With more than 29,000 women with FGM in the Netherlands and millions in their countries of origin, it is important for tropical doctors to be aware of the long term health consequences of FGM. With educating medical professionals there is still a lot to win in improving health care for women living with FGM. Showing respect and considering the impact of ancient local customs upon the women may help to reach out and provide the proper care they might need in the future – especially when giving birth.

References

  1. UNICEF, Female genital mutilation/cutting: a statistical overview and exploration of the dynamics of change, 2013.
  2. Exterkate M, Female genital mutilation in the Netherlands; Prevalence, incidence and determinants. Pharos, 2013.
  3. World Health Organization (WHO), Female genital mutilation. Fact sheet No 241, February 2014.

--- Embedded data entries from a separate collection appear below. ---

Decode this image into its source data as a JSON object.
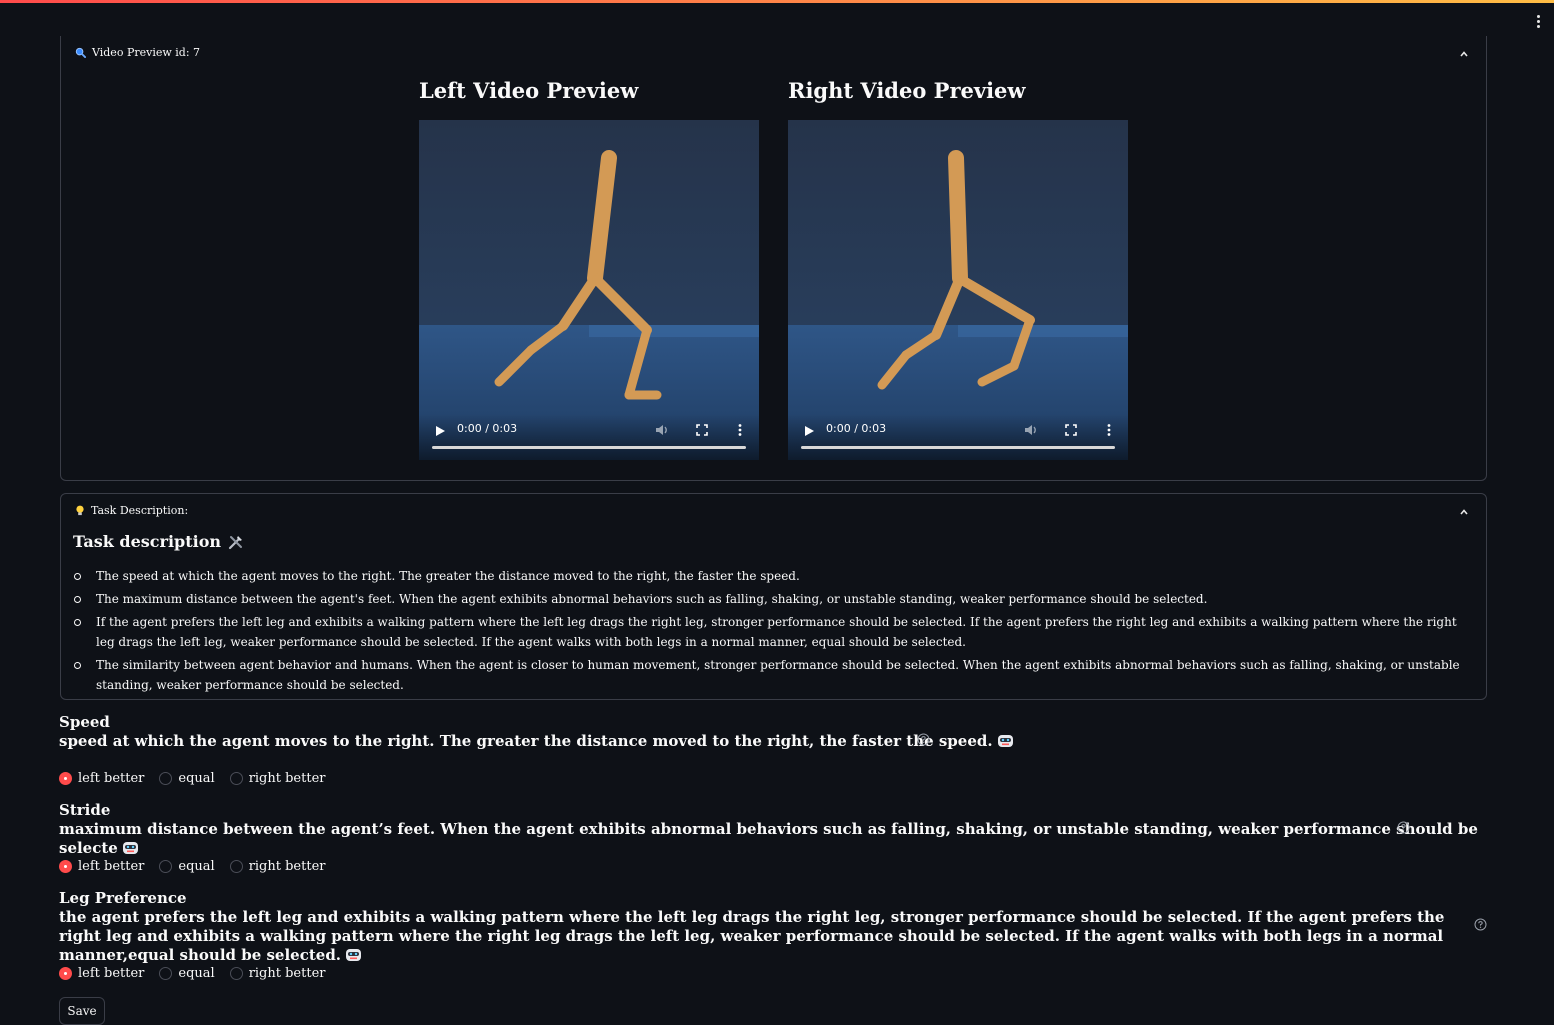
{
  "video_section": {
    "header": "Video Preview id: 7",
    "left": {
      "title": "Left Video Preview",
      "time": "0:00 / 0:03"
    },
    "right": {
      "title": "Right Video Preview",
      "time": "0:00 / 0:03"
    }
  },
  "task_section": {
    "header": "Task Description:",
    "title": "Task description",
    "items": [
      "The speed at which the agent moves to the right. The greater the distance moved to the right, the faster the speed.",
      "The maximum distance between the agent's feet. When the agent exhibits abnormal behaviors such as falling, shaking, or unstable standing, weaker performance should be selected.",
      "If the agent prefers the left leg and exhibits a walking pattern where the left leg drags the right leg, stronger performance should be selected. If the agent prefers the right leg and exhibits a walking pattern where the right leg drags the left leg, weaker performance should be selected. If the agent walks with both legs in a normal manner, equal should be selected.",
      "The similarity between agent behavior and humans. When the agent is closer to human movement, stronger performance should be selected. When the agent exhibits abnormal behaviors such as falling, shaking, or unstable standing, weaker performance should be selected."
    ]
  },
  "questions": [
    {
      "label": "Speed",
      "description": "speed at which the agent moves to the right. The greater the distance moved to the right, the faster the speed.",
      "options": [
        "left better",
        "equal",
        "right better"
      ],
      "selected": "left better"
    },
    {
      "label": "Stride",
      "description": "maximum distance between the agent’s feet. When the agent exhibits abnormal behaviors such as falling, shaking, or unstable standing, weaker performance should be selecte",
      "options": [
        "left better",
        "equal",
        "right better"
      ],
      "selected": "left better"
    },
    {
      "label": "Leg Preference",
      "description": "the agent prefers the left leg and exhibits a walking pattern where the left leg drags the right leg, stronger performance should be selected. If the agent prefers the right leg and exhibits a walking pattern where the right leg drags the left leg, weaker performance should be selected. If the agent walks with both legs in a normal manner,equal should be selected.",
      "options": [
        "left better",
        "equal",
        "right better"
      ],
      "selected": "left better"
    }
  ],
  "save_label": "Save",
  "colors": {
    "background": "#0e1117",
    "border": "#3a3d47",
    "accent": "#ff4b4b",
    "text": "#fafafa"
  },
  "icons": {
    "video_header": "magnifier-icon",
    "task_header": "lightbulb-icon",
    "task_title": "tools-icon",
    "description_emoji": "robot-icon",
    "help": "question-circle-icon"
  }
}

  4. Iavazzo C, Sardi TA, Gkegkes ID, Female genital mutilation and infections: a systematic review of the clinical evidence. Arch Gynecol Obstet 2013;287(6):1137-49.
  5. Amin MM, Rasheed S, Salem E, Lower urinary tract symptoms following female genital mutilation. Int J Gynaecol Obstet 2013;123:21-3.
  6. WHO study group on female genital mutilation and obstetric outcome. Female genital mutilation and obstetric outcome: WHO collaborative prospective study in six African countries. Lancet 2006;367:1835-41.
  7. Berg RC, Underland V, The obstetric consequences of female genital mutilation/cutting: a systematic review and meta-analysis. Obstet Gynecol Int 2013. Epub 2013.
  8. Abdulcadir J, Rodriguez MI, Say L, Research gaps in the care of women with female genital mutilation: an analysis. BJOG 2015;122:294-303.
  9. El-Defrawi MH, Lotfy G, Dandash KF et al. Female genital mutilation and its psychosexual impact. J Sex Marital Ther 2011;27(5):465-73.
  10. Ibrahim ZM, Ahmed RM, Mostafa RM, Psychosexual impact of female genital mutilation/cutting among Egyptian women. Human Andrology 2012;2:36-41.
  11. Vloeberghs E, Knipscheer J, van der Kwaak A, et al. Veiled Pain. A study in the Netherlands on the psychological, social and relational consequences of female genital mutilation. Pharos, 2011.
  12. Lagro-Janssen T, Hummeling T, Huisarts kan meer doen bij vrouwenbesnijdenis. Med Contact 2015; nr. 5:188-90.
  13. Abdulcadir J, Rodriguez MI, Petignat P, et al. Clitoral reconstruction after female genital mutilation/cutting: case studies J Sex Med 2015;12:274-81.